La ministre de l'Intérieur, Michèle Alliot-Marie, a condamné les "dégradations" commises à la sous-préfecture de Compiègne.Dans un communiqué, la ministre "déplore ces débordements portant atteinte à des bâtiments et biens publics". "Dans le dossier difficile du site Continental de Clairoix, l'Etat s'est toujours engagé pour faciliter le dialogue social et aider à la recherche de solutions", assure la ministre." Michèle Alliot-Marie, tout en comprenant la détresse et l'inquiétude des salariés de l'entreprise, rappelle que de tels agissements ne sauraient être tolérés, et assure que tout est mis en oeuvre pour en identifier les auteurs".
Sur le dossier de Continental, Luc Chatel a offert la médiation des pouvoirs publics pour le retour du dialogue entre les salariés et la direction.
"Ce soir, j'ai proposé que l'Etat, que le gouvernement se mette à la disposition des deux parties pour organiser une médiation sur un accord de méthode", a-t-il dit.

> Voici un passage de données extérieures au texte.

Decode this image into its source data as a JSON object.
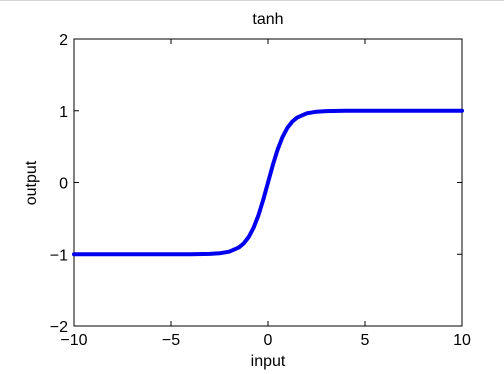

Il propose que des représentants des deux parties soient reçus à Bercy par son directeur de cabinet adjoint à partir de mercredi.
"Sur les questions de restructuration industrielle, le rôle de l'Etat, c'est d'être un médiateur, un facilitateur", a-t-il souligné.
Les Conti s'adressent enfin aux responsables allemands
Le fabricant allemand de pneumatiques a annoncé le 11 mars son intention de fermer les sites français de Clairoix et allemand de Hanovre qui emploient respectivement 1.120 et 780 personnes, pour réduire sa production de pneus en Europe.
Les salariés de Clairoix ont prévu de se rendre jeudi à Hanovre au moment où se déroulera une assemblée générale des actionnaires du groupe pour manifester en compagnie de leurs collègues allemands.
Ils ont réservé 1.100 places de train mercredi soir (autant que de salariés menacés), soit 14 wagons, de source syndicale.
Les syndicats contestent l'argumentation de la direction qui argue de la crise et de la chute des marchés qui entraînent une surcapacité de production et donc de compétitivité.
"On est face à un problème d'effondrement du marché qui place Continental dans une situation de surcapacité de production", a précisé un porte-parole du groupe .
"En Europe, on est passé de 7,5 millions à 15 millions de pneus en surcapacité entre décembre et mars", a-t-il ajouté.
Obligations légales remplies par la direction
Les salariés de Continental demandaient la suspension ou l'annulation de la procédure de fermeture de l'usine de Clairoix dans l'Oise, ont été déboutés "sur tous les points".
"C'est le pire scénario, nous sommes catastrophés", a déclaré Pierre Rubeck, délégué syndical central CFTC et secrétaire du CCE. Pour un porte-parole de la direction, "le tribunal a reconnu que Continental avait bien rempli ses obligations légales dans le cadre de la procédure d'information et de consultation des partenaires sociaux". "Les prochaines réunions du comité central d'entreprise, à commencer par celle de mercredi à Nice, peuvent donc avoir lieu", s'est félicité le porte-parole. L'équipementier allemand a annoncé le 11 mars la fermeture du site de Clairoix en France où sont employées 1.120 personnes.